Post sponsored by NewzEngine.com

Source: MakeLemonade.nz

Otautahi – As cities have been hit the hardest during the covid pandemic, the need to create sustainable cities that promote health has been highlighted.

We should create more walkable neighbourhoods, reduce the number of overcrowded households and increase the number of mixed-income housing units, write two sociologists.

Cities should tailor the rebuilding process to meet the diverse needs of residents of lower and higher-income neighbourhoods.

Cities emerged as the epicentres of the covid pandemic. About 90 per cent of infections worldwide were reported in urban settings. And poor urban neighbourhoods were hit especially hard.

Researchers frequently attributed the vulnerability of cities to high population density, overcrowding and poor air circulation. The vulnerability of cities during the pandemic has highlighted the need to create sustainable cities that promote health.

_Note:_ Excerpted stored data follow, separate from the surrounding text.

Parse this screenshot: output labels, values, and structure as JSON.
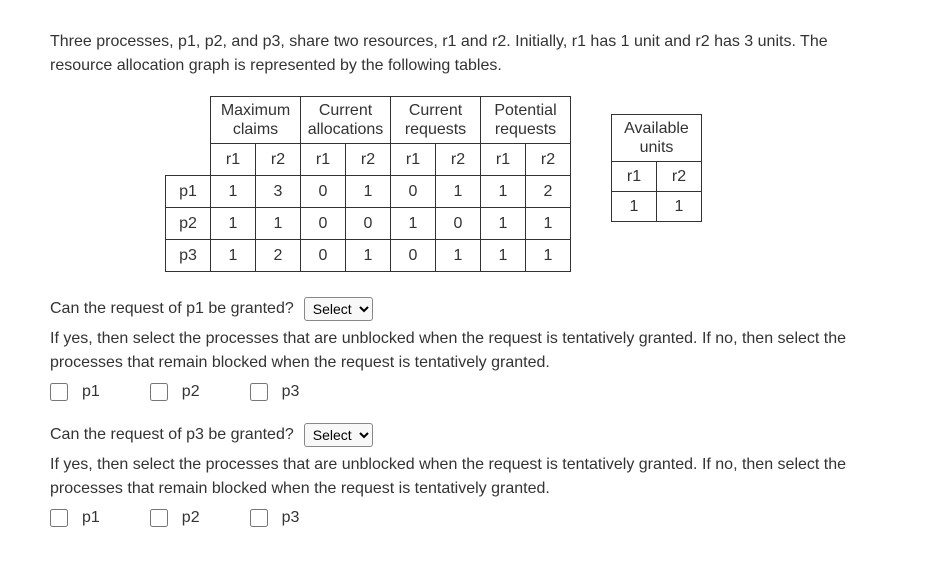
{
  "intro": "Three processes, p1, p2, and p3, share two resources, r1 and r2. Initially, r1 has 1 unit and r2 has 3 units. The resource allocation graph is represented by the following tables.",
  "main_table": {
    "group_headers": [
      "Maximum claims",
      "Current allocations",
      "Current requests",
      "Potential requests"
    ],
    "sub_headers": [
      "r1",
      "r2",
      "r1",
      "r2",
      "r1",
      "r2",
      "r1",
      "r2"
    ],
    "rows": [
      {
        "label": "p1",
        "cells": [
          "1",
          "3",
          "0",
          "1",
          "0",
          "1",
          "1",
          "2"
        ]
      },
      {
        "label": "p2",
        "cells": [
          "1",
          "1",
          "0",
          "0",
          "1",
          "0",
          "1",
          "1"
        ]
      },
      {
        "label": "p3",
        "cells": [
          "1",
          "2",
          "0",
          "1",
          "0",
          "1",
          "1",
          "1"
        ]
      }
    ]
  },
  "avail_table": {
    "header": "Available units",
    "sub_headers": [
      "r1",
      "r2"
    ],
    "values": [
      "1",
      "1"
    ]
  },
  "q1": {
    "question": "Can the request of p1 be granted?",
    "select_placeholder": "Select",
    "followup": "If yes, then select the processes that are unblocked when the request is tentatively granted. If no, then select the processes that remain blocked when the request is tentatively granted.",
    "checkboxes": [
      "p1",
      "p2",
      "p3"
    ]
  },
  "q2": {
    "question": "Can the request of p3 be granted?",
    "select_placeholder": "Select",
    "followup": "If yes, then select the processes that are unblocked when the request is tentatively granted. If no, then select the processes that remain blocked when the request is tentatively granted.",
    "checkboxes": [
      "p1",
      "p2",
      "p3"
    ]
  }
}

As sociologists interested in urban settings, we examined how the physical environment of neighbourhoods shaped the spread of covid in Toronto. Findings suggest a few things cities should keep in mind as they rebuild following the pandemic.

Cities should create more walkable neighbourhoods. Covid spread at a much slower pace in highly walkable neighbourhoods. Residents in these neighbourhoods can travel shorter distances on wider and better maintained sidewalks, which may reduce their exposure to the virus.

The number of overcrowded households should be reduced. Soaring real estate prices have forced many socio-economically disadvantaged families into overcrowded housing.

Space constraints in these housing units may make it more difficult for residents to practice adequate physical distancing. It may have also deprived them of the space necessary to isolate if they contracted the virus.

These factors may have increased their risk of contracting covid. Increasing the supply of affordable housing may hold the key to reducing the urban poor’s vulnerability to infectious diseases.

Third, we should increase the number of mixed-income housing units and better integrate our neighbourhoods. Covid spread much faster in lower-income neighbourhoods.

Housing affordability may have pushed out disadvantaged families from higher-income neighbourhoods and forced them to settle in lower-income areas with fewer amenities.

Displacement and higher density due to limited housing affordability may have increased the concentration of residents who were exposed to the virus. Residents of low-income neighbourhoods are more likely than their peers in affluent neighbourhoods to live in close proximity to someone with an infection.

Residents of low-income neighbourhoods rely more on neighbourhood amenities than their peers in affluent neighbourhoods because they have fewer personal resources at their disposal.

And even when communities have the same amenities, those in lower-income neighbourhoods are more likely to be poorly maintained. For example, lower-income neighbourhoods may lack wide and well-maintained sidewalks.

They also have fewer health-promoting amenities, such as grocery stores with fresh produce or high quality health care facilities. Therefore, a neighbourhood’s physical environment contributes to the spread of covid differently in lower and higher income neighbourhoods.

A Cornell University study found that population density increased the spread of covid in low-income neighbourhoods, but it lowered the infection rate in high-income neighbourhoods. In more affluent neighbourhoods, even high-density apartment buildings come with amenities and protections — like better ventilation systems and additional staff to properly sanitise public areas — that similarly dense buildings in lower-income neighbourhoods lack.